Fedele al metodo già sperimentato nelle sue opere precedenti, Preghiera per CernobylRagazzi di zinco Incantati dalla morte (tutte edite in Italia da e/o), Aleksievic si affida di nuovo alla forma del collage di voci narranti in prima persona, riducendo al minimo la propria presenza nel testo e lasciando quasi esclusivamente spazio ai monologhi delle persone da lei ascoltate o origliate, più che intervistate. 

Tema pressoché esclusivo delle loro riflessioni o dei loro sfoghi è il trauma collettivo rappresentato dal crollo improvviso dell’universo socialista in cui erano nati e cresciuti. Benché l’autrice parta dal presupposto che solo chi ha conosciuto l’Urss possa capire quell’essere affatto particolare che è l’homo sovieticus, anche all’interno di questa categoria antropologica esperienze e percezioni risultano talmente variegate (e, a volte, contrastanti) che si ha l’impressione di avere a che fare con persone provenienti da mondi assai lontani l’uno dall’altro.
C’è chi dà la colpa di tutto a Michail Gorbacëv, reo di aver dato inizio al processo di dissoluzione dell’Unione con il proprio programma di riforme; altri al contrario ricordano la perestrojka come un momento di autentica liberazione; altri ancora – i più anziani – rimpiangono il paese della propria infanzia, l’atmosfera di esaltazione collettiva che aveva accompagnato la fine della seconda guerra mondiale e la vittoria sulla Germania nazista.

Uno dei temi ricorrenti di Tempo di seconda mano è infatti il tragico destino di coloro che non sono stati in grado di sopravvivere al crollo degli ideali in cui avevano creduto.

Tempo di seconda mano resta essenziale per comprendere le contraddizioni attuali della società russa, divisa tra pulsioni consumistiche individuali e il rimpianto più che evidente per quella mobilitazione collettiva permanente che era il fulcro dell’ideologia comunista.
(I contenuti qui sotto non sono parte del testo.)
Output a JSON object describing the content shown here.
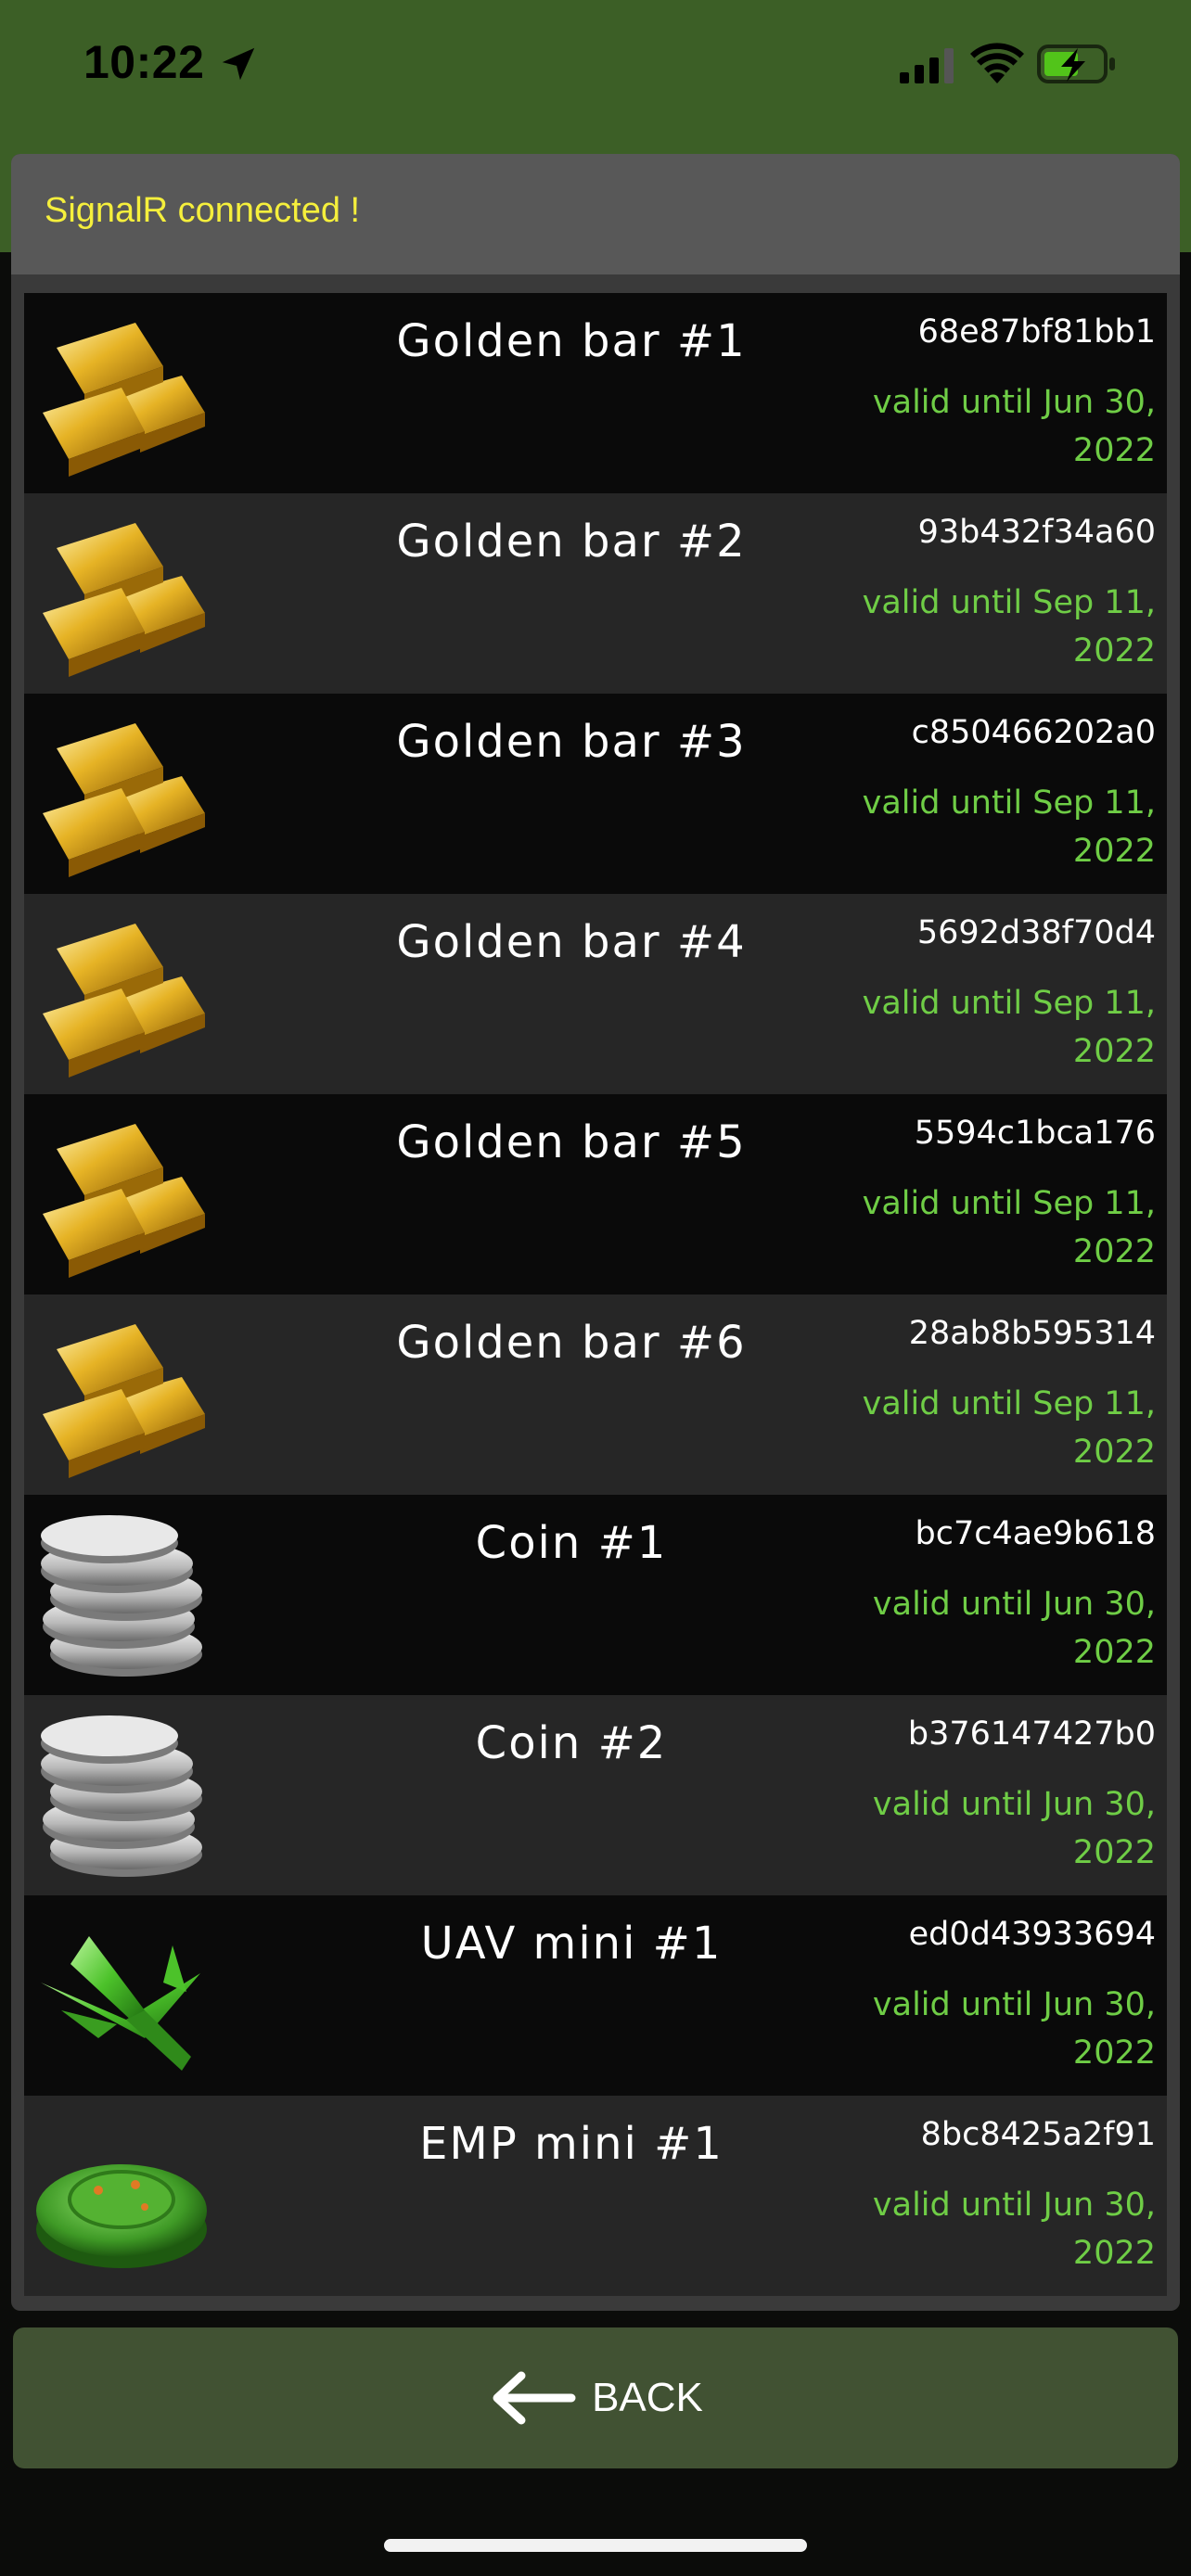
{
  "status_bar": {
    "time": "10:22",
    "icons": [
      "location-arrow-icon",
      "cellular-signal-icon",
      "wifi-icon",
      "battery-charging-icon"
    ]
  },
  "banner": {
    "text": "SignalR connected !",
    "color": "#f5ef3c"
  },
  "items": [
    {
      "name": "Golden bar #1",
      "code": "68e87bf81bb1",
      "valid": "valid until Jun 30, 2022",
      "icon": "gold-bar-icon"
    },
    {
      "name": "Golden bar #2",
      "code": "93b432f34a60",
      "valid": "valid until Sep 11, 2022",
      "icon": "gold-bar-icon"
    },
    {
      "name": "Golden bar #3",
      "code": "c850466202a0",
      "valid": "valid until Sep 11, 2022",
      "icon": "gold-bar-icon"
    },
    {
      "name": "Golden bar #4",
      "code": "5692d38f70d4",
      "valid": "valid until Sep 11, 2022",
      "icon": "gold-bar-icon"
    },
    {
      "name": "Golden bar #5",
      "code": "5594c1bca176",
      "valid": "valid until Sep 11, 2022",
      "icon": "gold-bar-icon"
    },
    {
      "name": "Golden bar #6",
      "code": "28ab8b595314",
      "valid": "valid until Sep 11, 2022",
      "icon": "gold-bar-icon"
    },
    {
      "name": "Coin #1",
      "code": "bc7c4ae9b618",
      "valid": "valid until Jun 30, 2022",
      "icon": "silver-coins-icon"
    },
    {
      "name": "Coin #2",
      "code": "b376147427b0",
      "valid": "valid until Jun 30, 2022",
      "icon": "silver-coins-icon"
    },
    {
      "name": "UAV mini #1",
      "code": "ed0d43933694",
      "valid": "valid until Jun 30, 2022",
      "icon": "green-jet-icon"
    },
    {
      "name": "EMP mini #1",
      "code": "8bc8425a2f91",
      "valid": "valid until Jun 30, 2022",
      "icon": "green-emp-device-icon"
    }
  ],
  "back_button": {
    "label": "BACK",
    "icon": "arrow-left-icon"
  },
  "colors": {
    "header": "#3c5f26",
    "valid_text": "#6fcd46",
    "row_dark": "#0a0a0a",
    "row_light": "#262626",
    "button": "#415233"
  }
}
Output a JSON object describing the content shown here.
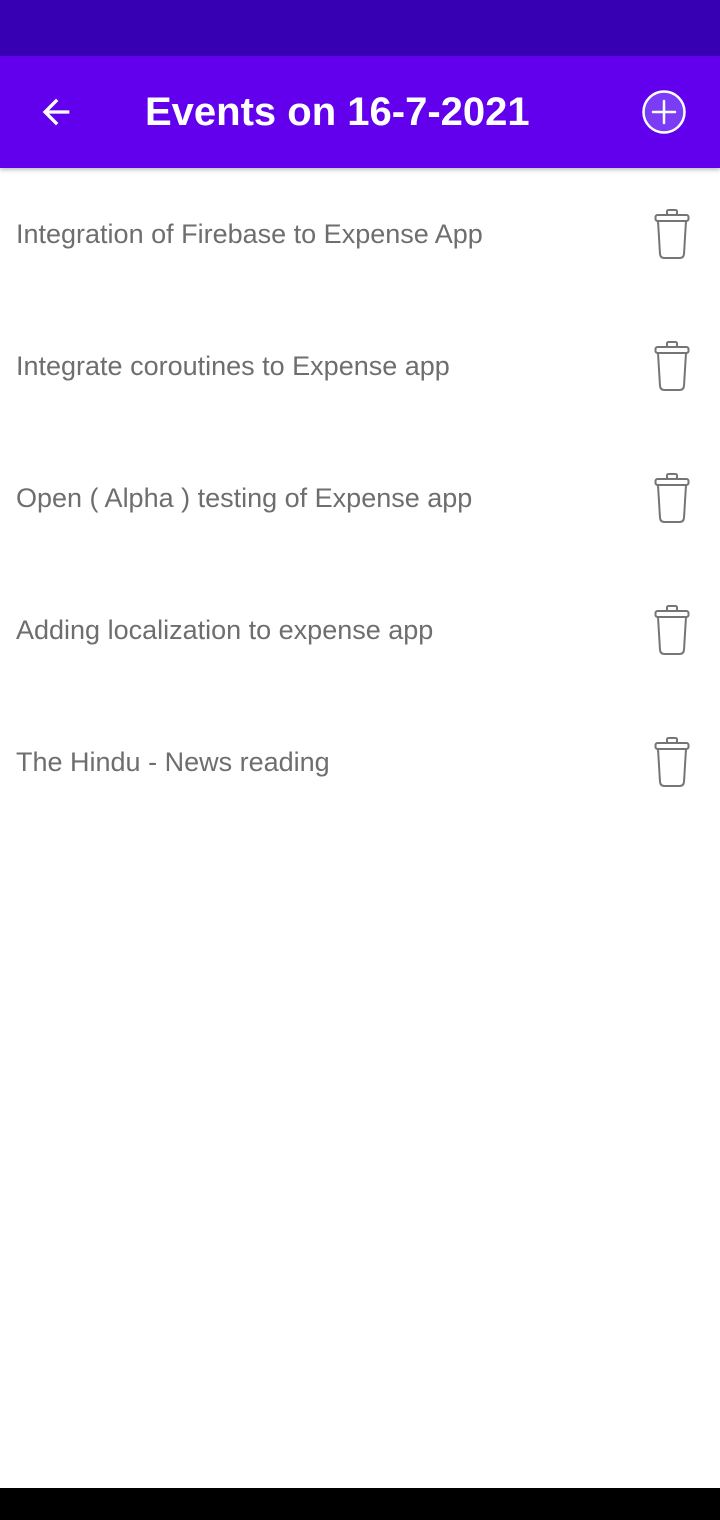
{
  "header": {
    "title": "Events on 16-7-2021",
    "back_icon": "arrow-left-icon",
    "add_icon": "plus-circle-icon"
  },
  "events": [
    {
      "label": "Integration of Firebase to Expense App",
      "icon": "trash-icon"
    },
    {
      "label": "Integrate coroutines to Expense app",
      "icon": "trash-icon"
    },
    {
      "label": "Open ( Alpha ) testing of Expense app",
      "icon": "trash-icon"
    },
    {
      "label": "Adding localization to expense app",
      "icon": "trash-icon"
    },
    {
      "label": "The Hindu - News reading",
      "icon": "trash-icon"
    }
  ],
  "colors": {
    "status_bar": "#3700b3",
    "app_bar": "#6200ee",
    "text": "#6e6e6e",
    "icon": "#757575"
  }
}
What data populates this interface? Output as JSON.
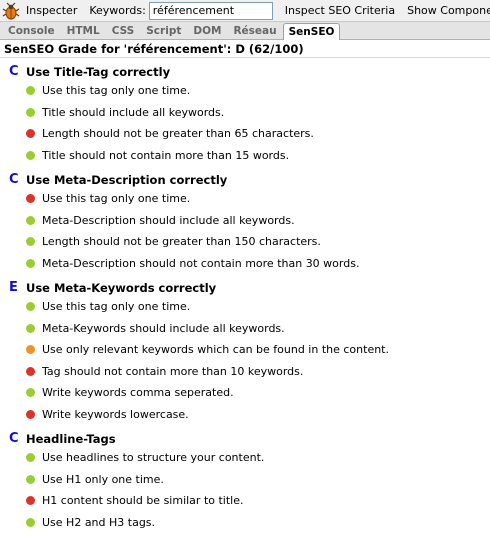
{
  "colors": {
    "green": "#9acd32",
    "red": "#d9342b",
    "orange": "#f0922a",
    "grade": "#1010cc"
  },
  "toolbar": {
    "inspect_label": "Inspecter",
    "keywords_label": "Keywords:",
    "keywords_value": "référencement",
    "inspect_seo_label": "Inspect SEO Criteria",
    "show_components_label": "Show Components"
  },
  "tabs": [
    "Console",
    "HTML",
    "CSS",
    "Script",
    "DOM",
    "Réseau",
    "SenSEO"
  ],
  "active_tab": "SenSEO",
  "grade_header": "SenSEO Grade for 'référencement': D (62/100)",
  "sections": [
    {
      "grade": "C",
      "title": "Use Title-Tag correctly",
      "items": [
        {
          "text": "Use this tag only one time.",
          "status": "green"
        },
        {
          "text": "Title should include all keywords.",
          "status": "green"
        },
        {
          "text": "Length should not be greater than 65 characters.",
          "status": "red"
        },
        {
          "text": "Title should not contain more than 15 words.",
          "status": "green"
        }
      ]
    },
    {
      "grade": "C",
      "title": "Use Meta-Description correctly",
      "items": [
        {
          "text": "Use this tag only one time.",
          "status": "red"
        },
        {
          "text": "Meta-Description should include all keywords.",
          "status": "green"
        },
        {
          "text": "Length should not be greater than 150 characters.",
          "status": "green"
        },
        {
          "text": "Meta-Description should not contain more than 30 words.",
          "status": "green"
        }
      ]
    },
    {
      "grade": "E",
      "title": "Use Meta-Keywords correctly",
      "items": [
        {
          "text": "Use this tag only one time.",
          "status": "green"
        },
        {
          "text": "Meta-Keywords should include all keywords.",
          "status": "green"
        },
        {
          "text": "Use only relevant keywords which can be found in the content.",
          "status": "orange"
        },
        {
          "text": "Tag should not contain more than 10 keywords.",
          "status": "red"
        },
        {
          "text": "Write keywords comma seperated.",
          "status": "green"
        },
        {
          "text": "Write keywords lowercase.",
          "status": "red"
        }
      ]
    },
    {
      "grade": "C",
      "title": "Headline-Tags",
      "items": [
        {
          "text": "Use headlines to structure your content.",
          "status": "green"
        },
        {
          "text": "Use H1 only one time.",
          "status": "green"
        },
        {
          "text": "H1 content should be similar to title.",
          "status": "red"
        },
        {
          "text": "Use H2 and H3 tags.",
          "status": "green"
        }
      ]
    }
  ]
}
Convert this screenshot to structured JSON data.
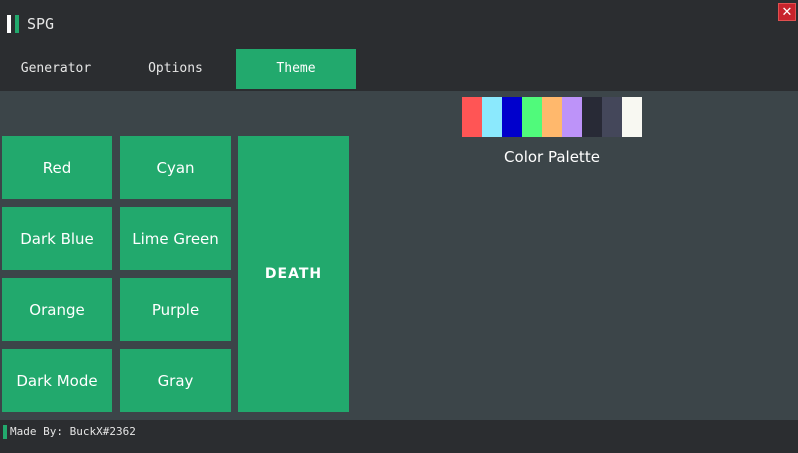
{
  "app": {
    "title": "SPG",
    "close_glyph": "✕"
  },
  "tabs": [
    {
      "label": "Generator",
      "active": false
    },
    {
      "label": "Options",
      "active": false
    },
    {
      "label": "Theme",
      "active": true
    }
  ],
  "theme_buttons": {
    "red": "Red",
    "cyan": "Cyan",
    "dark_blue": "Dark Blue",
    "lime_green": "Lime Green",
    "orange": "Orange",
    "purple": "Purple",
    "dark_mode": "Dark Mode",
    "gray": "Gray",
    "death": "DEATH"
  },
  "palette": {
    "label": "Color Palette",
    "colors": [
      "#ff5555",
      "#8be9fd",
      "#0000cc",
      "#50fa7b",
      "#ffb86c",
      "#bd93f9",
      "#282a36",
      "#44475a",
      "#f8f8f2"
    ]
  },
  "footer": {
    "text": "Made By: BuckX#2362"
  },
  "colors": {
    "accent": "#22a96d",
    "bar_bg": "#2b2d30",
    "content_bg": "#3c4549",
    "close": "#c8232c"
  }
}
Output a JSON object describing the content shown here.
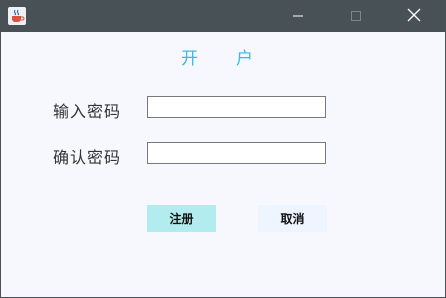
{
  "window": {
    "icon": "java-cup-icon",
    "controls": {
      "minimize": "minimize-icon",
      "maximize": "maximize-icon",
      "close": "close-icon"
    },
    "colors": {
      "titlebar": "#485156",
      "body": "#f7f8fe"
    }
  },
  "form": {
    "heading_left": "开",
    "heading_right": "户",
    "heading_color": "#3ab8e6",
    "password_label": "输入密码",
    "password_value": "",
    "confirm_label": "确认密码",
    "confirm_value": ""
  },
  "buttons": {
    "register_label": "注册",
    "register_color": "#b2ecee",
    "cancel_label": "取消",
    "cancel_color": "#eef5ff"
  }
}
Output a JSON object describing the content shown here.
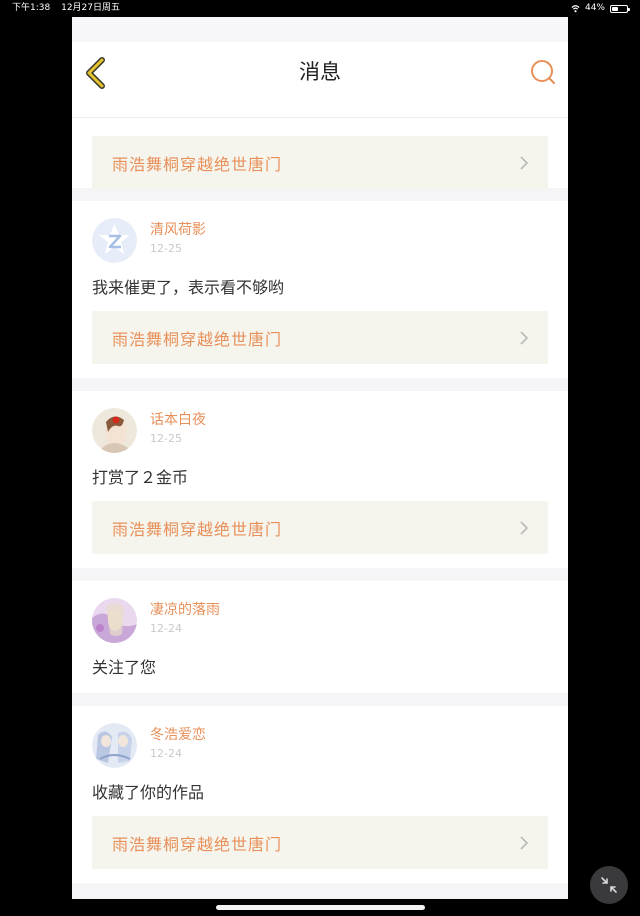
{
  "status_bar": {
    "time": "下午1:38",
    "date": "12月27日周五",
    "battery": "44%",
    "battery_level": 0.44
  },
  "navbar": {
    "title": "消息",
    "back_icon": "chevron-left-icon",
    "search_icon": "search-icon"
  },
  "colors": {
    "accent": "#e8905a",
    "book_bg": "#f5f5ed",
    "back_yellow": "#e8c330"
  },
  "partial_card": {
    "book": "雨浩舞桐穿越绝世唐门"
  },
  "messages": [
    {
      "user": "清风荷影",
      "date": "12-25",
      "text": "我来催更了，表示看不够哟",
      "book": "雨浩舞桐穿越绝世唐门"
    },
    {
      "user": "话本白夜",
      "date": "12-25",
      "text": "打赏了２金币",
      "book": "雨浩舞桐穿越绝世唐门"
    },
    {
      "user": "凄凉的落雨",
      "date": "12-24",
      "text": "关注了您"
    },
    {
      "user": "冬浩爱恋",
      "date": "12-24",
      "text": "收藏了你的作品",
      "book": "雨浩舞桐穿越绝世唐门"
    }
  ]
}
La lettura delle tante e variegate narrazioni coinvolge emotivamente, perché l’autrice nutre una fortissima empatia per i suoi personaggi, appartiene alla stessa vicenda umana (nata nel 1948 nella Bielorussia sovietica). In appendice una cronologia e una serie nutrita di note dei traduttori aiutano ad inquadrare le vicende individuali, anche se si sente la mancanza di un filo narrativo dell’autrice, che si tiene in disparte intervenendo solo con i titoli e sporadiche notazioni, fedele ad un approccio da antropologa.

Un’altra opera recente ci aveva dato uno squarcio sulla realtà post-sovietica : Limonov  di Emmanuel Carrère (Adelphi 2012), dove però l’ego ipertrofico del protagonista e dell’autore prendevano gran parte dello spazio narrativo. Qui  siamo in presenza di tanti personaggi modesti, marginali, che osservano la grande storia di sbieco, senza sapersene dare ragione, e ci fanno partecipare del loro smarrimento.